А эти стихи я любила с детства. Ты знаешь, иногда бывают такие провидческие привязанности. Совсем маленькой девочкой я глубоко чувствовала напевную трагичность последних строк: «и никто, ведь, никто не знает, что белого дома нет». Точно предчувствовала, что у меня его тоже не будет…
Я шла и тихонько пела, жалея о том, что у меня нет ни пианино, ни клочка нотной бумаги, иначе этой ночью родился бы новый романс — от души. И вдруг мое музыкальное опьянение прервал чей-то нежный, мелодичный голос. Должно быть музыкальность настолько неистребима во мне, что я даже в обыкновенной разговорной человеческой речи прежде всего способна воспринимать не слова и таящийся за ними смысл, а самые тончайшие модуляции голоса. Этот робкий полудетский голосок поразил меня именно своей серебристой чистотой. Не только звуковой, но и душевной. Я остановилась и даже не сразу поняла, что хочет от меня маленькая стройная девушка, полуребенок. Ее чудесное лицо, напоминавшее мне еще не совсем распустившуюся белую озерную лилию, было устремлено на меня с таким доверием, нежностью и надеждой.

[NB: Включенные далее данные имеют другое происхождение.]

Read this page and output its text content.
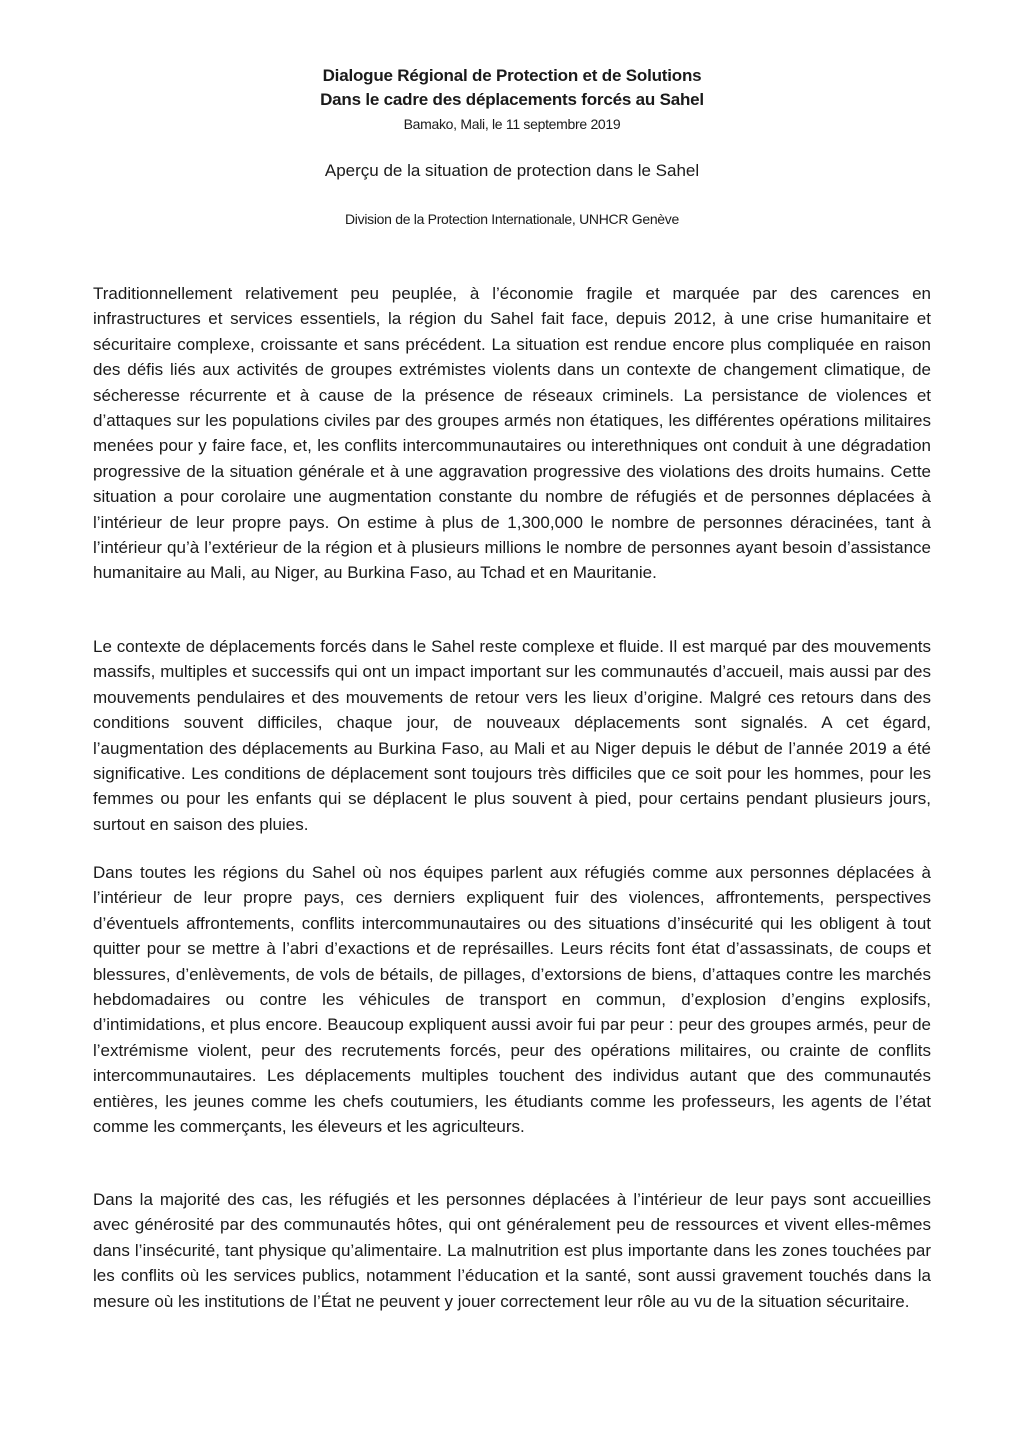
Dialogue Régional de Protection et de Solutions
Dans le cadre des déplacements forcés au Sahel
Bamako, Mali, le 11 septembre 2019
Aperçu de la situation de protection dans le Sahel
Division de la Protection Internationale, UNHCR Genève

Traditionnellement relativement peu peuplée, à l’économie fragile et marquée par des carences en infrastructures et services essentiels, la région du Sahel fait face, depuis 2012, à une crise humanitaire et sécuritaire complexe, croissante et sans précédent. La situation est rendue encore plus compliquée en raison des défis liés aux activités de groupes extrémistes violents dans un contexte de changement climatique, de sécheresse récurrente et à cause de la présence de réseaux criminels. La persistance de violences et d’attaques sur les populations civiles par des groupes armés non étatiques, les différentes opérations militaires menées pour y faire face, et, les conflits intercommunautaires ou interethniques ont conduit à une dégradation progressive de la situation générale et à une aggravation progressive des violations des droits humains. Cette situation a pour corolaire une augmentation constante du nombre de réfugiés et de personnes déplacées à l’intérieur de leur propre pays. On estime à plus de 1,300,000 le nombre de personnes déracinées, tant à l’intérieur qu’à l’extérieur de la région et à plusieurs millions le nombre de personnes ayant besoin d’assistance humanitaire au Mali, au Niger, au Burkina Faso, au Tchad et en Mauritanie.

Le contexte de déplacements forcés dans le Sahel reste complexe et fluide. Il est marqué par des mouvements massifs, multiples et successifs qui ont un impact important sur les communautés d’accueil, mais aussi par des mouvements pendulaires et des mouvements de retour vers les lieux d’origine. Malgré ces retours dans des conditions souvent difficiles, chaque jour, de nouveaux déplacements sont signalés. A cet égard, l’augmentation des déplacements au Burkina Faso, au Mali et au Niger depuis le début de l’année 2019 a été significative. Les conditions de déplacement sont toujours très difficiles que ce soit pour les hommes, pour les femmes ou pour les enfants qui se déplacent le plus souvent à pied, pour certains pendant plusieurs jours, surtout en saison des pluies.

Dans toutes les régions du Sahel où nos équipes parlent aux réfugiés comme aux personnes déplacées à l’intérieur de leur propre pays, ces derniers expliquent fuir des violences, affrontements, perspectives d’éventuels affrontements, conflits intercommunautaires ou des situations d’insécurité qui les obligent à tout quitter pour se mettre à l’abri d’exactions et de représailles. Leurs récits font état d’assassinats, de coups et blessures, d’enlèvements, de vols de bétails, de pillages, d’extorsions de biens, d’attaques contre les marchés hebdomadaires ou contre les véhicules de transport en commun, d’explosion d’engins explosifs, d’intimidations, et plus encore. Beaucoup expliquent aussi avoir fui par peur : peur des groupes armés, peur de l’extrémisme violent, peur des recrutements forcés, peur des opérations militaires, ou crainte de conflits intercommunautaires. Les déplacements multiples touchent des individus autant que des communautés entières, les jeunes comme les chefs coutumiers, les étudiants comme les professeurs, les agents de l’état comme les commerçants, les éleveurs et les agriculteurs.

Dans la majorité des cas, les réfugiés et les personnes déplacées à l’intérieur de leur pays sont accueillies avec générosité par des communautés hôtes, qui ont généralement peu de ressources et vivent elles-mêmes dans l’insécurité, tant physique qu’alimentaire. La malnutrition est plus importante dans les zones touchées par les conflits où les services publics, notamment l’éducation et la santé, sont aussi gravement touchés dans la mesure où les institutions de l’État ne peuvent y jouer correctement leur rôle au vu de la situation sécuritaire.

— Возьмите меня с собою, — повторила она. — Мне некуда идти.
Ее маленькие нежные ручки протянулись ко мне, одновременно как бы желая обнять и умоляя.

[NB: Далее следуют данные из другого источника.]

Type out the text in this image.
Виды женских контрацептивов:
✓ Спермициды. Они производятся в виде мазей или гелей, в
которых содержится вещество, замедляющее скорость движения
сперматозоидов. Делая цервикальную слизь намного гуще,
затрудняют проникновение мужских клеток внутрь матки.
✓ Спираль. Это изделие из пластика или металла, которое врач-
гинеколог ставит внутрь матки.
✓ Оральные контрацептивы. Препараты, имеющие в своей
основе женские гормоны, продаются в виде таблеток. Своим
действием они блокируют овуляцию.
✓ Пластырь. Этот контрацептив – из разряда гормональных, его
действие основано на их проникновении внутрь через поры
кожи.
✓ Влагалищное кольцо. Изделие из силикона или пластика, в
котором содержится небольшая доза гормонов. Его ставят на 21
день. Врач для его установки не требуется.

И, повинуясь какому-то внутреннему порыву, совершенно не думая о последствиях, отбросив мысль о своей собственной неприюченности и неустроенности, я взяла ее с собой. Мне было как-то непривычно радостно чувствовать около себя такое доверчивое нежное существо. Это ощущение было похоже на материнское чувство, хотя я была только на два года старше Лелечки. Я ни о чем не спрашивала ее. Было понятно без слов, что она, подобно мне, заброшенная, сникшая душа, загубленная на задворках человеческих чувств. Кто она? Выгнали ли ее родители за неловкий шаг неопытной юности? Бросил ли соблазнивший ее, черствый эгоист? Может быть, она уже несколько лет была на трудном наклонном пути, сойти с которого редко кто может помочь. Толкают еще дальше. Но чутьем, каким-то глубоким внутренним слухом я почувствовала в ней, несмотря на уличную случайную встречу, большую внутреннюю чистоту, соединенную с физической опрятностью. Она была одинока, голодна, несчастна, но не опустилась. Ей было не под силу бороться в этом страшном и непонятном мире, где грубые руки и ноги ломают хрупкий фарфор и топчут цветы.

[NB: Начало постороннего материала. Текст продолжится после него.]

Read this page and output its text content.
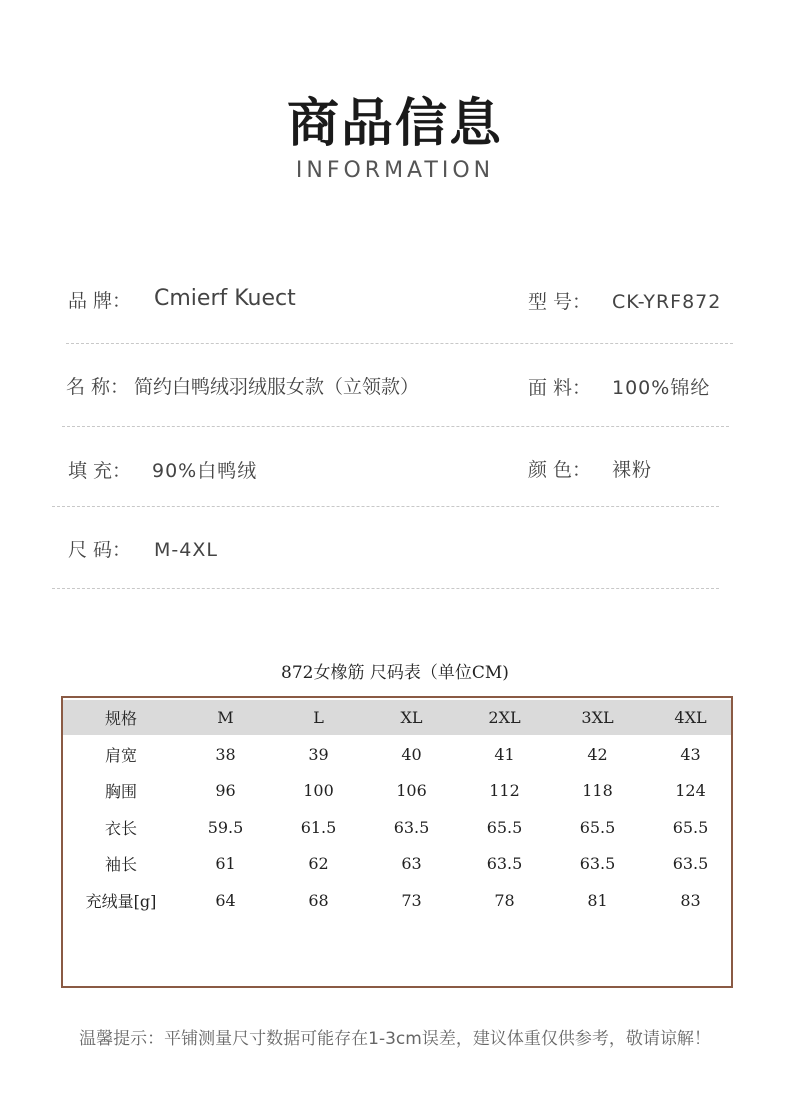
商品信息
INFORMATION
品 牌： Cmierf Kuect	型 号： CK-YRF872
名 称： 简约白鸭绒羽绒服女款（立领款）	面 料： 100%锦纶
填 充： 90%白鸭绒	颜 色： 裸粉
尺 码： M-4XL
872女橡筋 尺码表（单位CM)
规格	M	L	XL	2XL	3XL	4XL
肩宽	38	39	40	41	42	43
胸围	96	100	106	112	118	124
衣长	59.5	61.5	63.5	65.5	65.5	65.5
袖长	61	62	63	63.5	63.5	63.5
充绒量[g]	64	68	73	78	81	83
温馨提示：平铺测量尺寸数据可能存在1-3cm误差，建议体重仅供参考，敬请谅解！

Лелечка осталась у меня. Должна признаться: я ленива по натуре. Мне всегда надоедала возня с кастрюлями, скучные хозяйственные обязанности, уборки, стирки. Я делаю все без всякого энтузиазма. Впрочем, тебе не надо об этом рассказывать. Последний год нашей совместной жизни с тобой являлся достаточно наглядным. Правда, ты был очень терпеливым мужем и часто делал за меня многое, что, в сущности, мужчине не подобает. Но ты никогда не задавался вопросом, отчего во мне произошел такой сдвиг? Разве первые годы нашей любви я была плохой хозяйкой? Вспомни сам сколько раз я ждала твоёго прихода, приготовив все для того, чтобы ты мог отдохнуть дома, почувствовать тепло и уют… Но… обед простывал, а вместе с ним во мне остывало желание что-нибудь делать для дома. Не ты ли пропадая по суткам, приучил меня к шатаниям на обеды в столовки и рестораны, хотя дома все могло быть лучше, уютнее и красивее? Так подумай, для чего мне нужно было беспокоиться об обедах и уюте тогда, в тяжелые минуты моей жизни, когда я была совершенно одинока и у меня не было даже Вовика? Не буду, впрочем, клеветать на себя. У меня всегда было чисто, так же как и я сама, как женщина, отлично понимала, что нельзя опускаться в физическом смысле до отвратительной неряшливости и нечистоплотности, еще более неприятной в «женщине, нежели в мужчине. Но я делала все это с огромным напряжении и пользовалась каждой возможностью избежать, насколько мне могли позволить мои скудные заработки, стирки и уборки.